Deer drops 200 yards from the neighbors line, about 80 yards from the blind we are in, in the middle of my FILs field. Dude led with, "oh we hit it and and jumped the fence." 🤦‍♂️

2 years ago someone shot a doe on my FILs place... similar deal

Same year as the doe we heard a gun shot on his lower field, drove out and a guy was parked next to my FILs hay barn loading up a deer.

All of that is egregious trespassing, all of those folks should have the book thrown at them.

Suffice to say I have experienced and get the slob hunter thing.

Part of his property borders, BLM. You can park and access the BLM but it's a bit faster to cut through a portion of my FILs place. There are some hunters who do... it drives him nuts. He's up there all the time looking for boot prints and yelling at people. (They are trespassing on his land)

That later trespassing seems like a ton of unnecessary worrying. If it were me I'd post a sign that says something to the effect of "Private Property, please stay on the trail" and then stop worrying about it. Who cares if hunters trespass 50 yards of your property.

I don't think the guys who cut across to BLM are the guys that shoot deer in the field. I don't think if you allow corner crossing it will have any effect on people illegally hunting private.

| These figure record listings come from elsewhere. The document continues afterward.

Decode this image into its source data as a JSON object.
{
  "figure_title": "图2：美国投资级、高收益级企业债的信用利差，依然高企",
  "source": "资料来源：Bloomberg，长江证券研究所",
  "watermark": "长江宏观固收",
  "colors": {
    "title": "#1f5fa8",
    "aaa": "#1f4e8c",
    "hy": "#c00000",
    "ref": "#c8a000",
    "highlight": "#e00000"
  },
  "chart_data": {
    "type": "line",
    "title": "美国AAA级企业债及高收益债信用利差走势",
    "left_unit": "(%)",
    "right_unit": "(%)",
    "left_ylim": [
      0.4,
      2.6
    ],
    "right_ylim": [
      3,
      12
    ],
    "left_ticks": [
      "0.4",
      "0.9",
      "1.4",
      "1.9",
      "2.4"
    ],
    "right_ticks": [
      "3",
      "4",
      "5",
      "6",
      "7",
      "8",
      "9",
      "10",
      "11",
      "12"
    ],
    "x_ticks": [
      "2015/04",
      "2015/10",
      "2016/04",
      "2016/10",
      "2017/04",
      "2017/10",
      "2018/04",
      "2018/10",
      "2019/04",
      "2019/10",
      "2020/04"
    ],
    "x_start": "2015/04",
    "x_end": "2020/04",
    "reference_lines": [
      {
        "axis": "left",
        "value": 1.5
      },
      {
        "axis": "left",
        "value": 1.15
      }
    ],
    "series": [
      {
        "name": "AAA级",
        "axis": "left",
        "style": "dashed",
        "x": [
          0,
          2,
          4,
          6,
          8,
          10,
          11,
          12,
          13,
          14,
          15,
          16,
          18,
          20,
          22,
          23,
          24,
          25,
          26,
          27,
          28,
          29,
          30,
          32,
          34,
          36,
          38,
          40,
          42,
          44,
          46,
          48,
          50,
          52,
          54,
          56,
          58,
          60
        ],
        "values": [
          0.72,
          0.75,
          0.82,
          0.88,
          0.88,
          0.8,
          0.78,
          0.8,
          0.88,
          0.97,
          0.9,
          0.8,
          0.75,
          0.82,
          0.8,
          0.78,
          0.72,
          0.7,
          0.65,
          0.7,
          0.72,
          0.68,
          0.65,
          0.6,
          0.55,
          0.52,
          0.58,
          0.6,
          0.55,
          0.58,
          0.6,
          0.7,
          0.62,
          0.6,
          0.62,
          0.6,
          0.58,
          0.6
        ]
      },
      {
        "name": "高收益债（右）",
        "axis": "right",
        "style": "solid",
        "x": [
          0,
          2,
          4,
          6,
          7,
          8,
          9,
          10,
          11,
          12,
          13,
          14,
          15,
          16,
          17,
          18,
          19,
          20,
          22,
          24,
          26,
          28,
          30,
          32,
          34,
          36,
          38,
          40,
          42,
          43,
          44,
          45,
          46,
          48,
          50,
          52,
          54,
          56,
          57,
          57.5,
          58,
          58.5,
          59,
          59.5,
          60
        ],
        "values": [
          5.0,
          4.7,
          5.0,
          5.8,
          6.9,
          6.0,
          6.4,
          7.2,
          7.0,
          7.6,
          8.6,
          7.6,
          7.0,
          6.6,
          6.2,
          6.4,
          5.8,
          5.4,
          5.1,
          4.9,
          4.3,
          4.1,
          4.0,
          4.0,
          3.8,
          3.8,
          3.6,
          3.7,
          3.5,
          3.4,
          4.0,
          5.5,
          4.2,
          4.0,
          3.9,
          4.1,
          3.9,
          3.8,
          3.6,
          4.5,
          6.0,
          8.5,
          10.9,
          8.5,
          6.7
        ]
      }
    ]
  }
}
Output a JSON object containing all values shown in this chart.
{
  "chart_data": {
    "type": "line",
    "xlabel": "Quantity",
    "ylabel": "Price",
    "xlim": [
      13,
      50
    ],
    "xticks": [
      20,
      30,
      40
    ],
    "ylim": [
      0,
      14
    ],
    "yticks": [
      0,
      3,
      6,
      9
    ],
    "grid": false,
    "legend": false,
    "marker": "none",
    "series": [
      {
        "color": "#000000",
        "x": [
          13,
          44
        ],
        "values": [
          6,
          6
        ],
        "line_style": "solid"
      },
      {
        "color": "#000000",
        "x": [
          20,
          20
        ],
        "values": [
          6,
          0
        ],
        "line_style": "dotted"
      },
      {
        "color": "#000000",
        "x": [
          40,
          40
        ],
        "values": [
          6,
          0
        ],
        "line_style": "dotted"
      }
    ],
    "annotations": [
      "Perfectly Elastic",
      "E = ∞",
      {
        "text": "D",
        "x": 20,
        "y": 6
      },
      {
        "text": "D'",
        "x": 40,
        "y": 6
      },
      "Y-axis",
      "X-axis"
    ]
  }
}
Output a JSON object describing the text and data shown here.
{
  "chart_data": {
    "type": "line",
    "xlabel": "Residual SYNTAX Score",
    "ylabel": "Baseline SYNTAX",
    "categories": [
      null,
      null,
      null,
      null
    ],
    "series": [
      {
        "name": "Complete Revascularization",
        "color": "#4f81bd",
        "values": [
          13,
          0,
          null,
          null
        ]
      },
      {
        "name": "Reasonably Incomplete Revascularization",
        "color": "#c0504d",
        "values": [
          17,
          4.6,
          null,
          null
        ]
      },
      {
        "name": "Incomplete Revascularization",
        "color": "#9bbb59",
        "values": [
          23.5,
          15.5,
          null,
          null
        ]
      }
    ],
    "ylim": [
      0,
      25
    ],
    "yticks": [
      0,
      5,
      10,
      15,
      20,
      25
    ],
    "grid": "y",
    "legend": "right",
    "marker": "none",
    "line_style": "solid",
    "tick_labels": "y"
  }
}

TLDR My FIL IMHO spends way too much time stressing out about trespassing.
I have a long list of stories just like your FIL. Even have a BLM corner that is at most 25 feet from the county right away. We let any one that wants to park there and walk across the 25 feet of private, don't even have to ask. It is not a big deal and really it is just a better parking spot as you can get on the same public by parking just down the road. I don't worry about the small stuff and it is not hard to pick out who is inadvertently trespassed from the ones that are egregious.
 
My understanding is if they are found not guilty it doesn't set precedence and nothing will change (law or access wise). If found guilty, the appeal process is where rulings could happen that effect everyone.
 
My understanding is if they are found not guilty it doesn't set precedence and nothing will change (law or access wise). If found guilty, the appeal process is where rulings could happen that effect everyone.
If they are not guilty due to finding of facts then no real help for other cases. If they are not guilty because the judge rules on legal grounds defining trespass then binding in this one district/county - it is also instructive to other courts in the state but not binding. At each layer of appeal, the breadth of impact of ruling grows commensurate with the jurisdiction of the appeals court.
 
If they are not guilty due to finding of facts then no real help for other cases. If they are not guilty because the judge rules on legal grounds defining trespass then binding in this one district/county - it is also instructive to other courts in the state but not binding. At each layer of appeal, the breadth of impact of ruling grows commensurate with the jurisdiction of the appeals court.
For another county to rule differently in a similar case, would the judge of this second county have to explain why the different verdict? or can the judge just ignore the first ruling.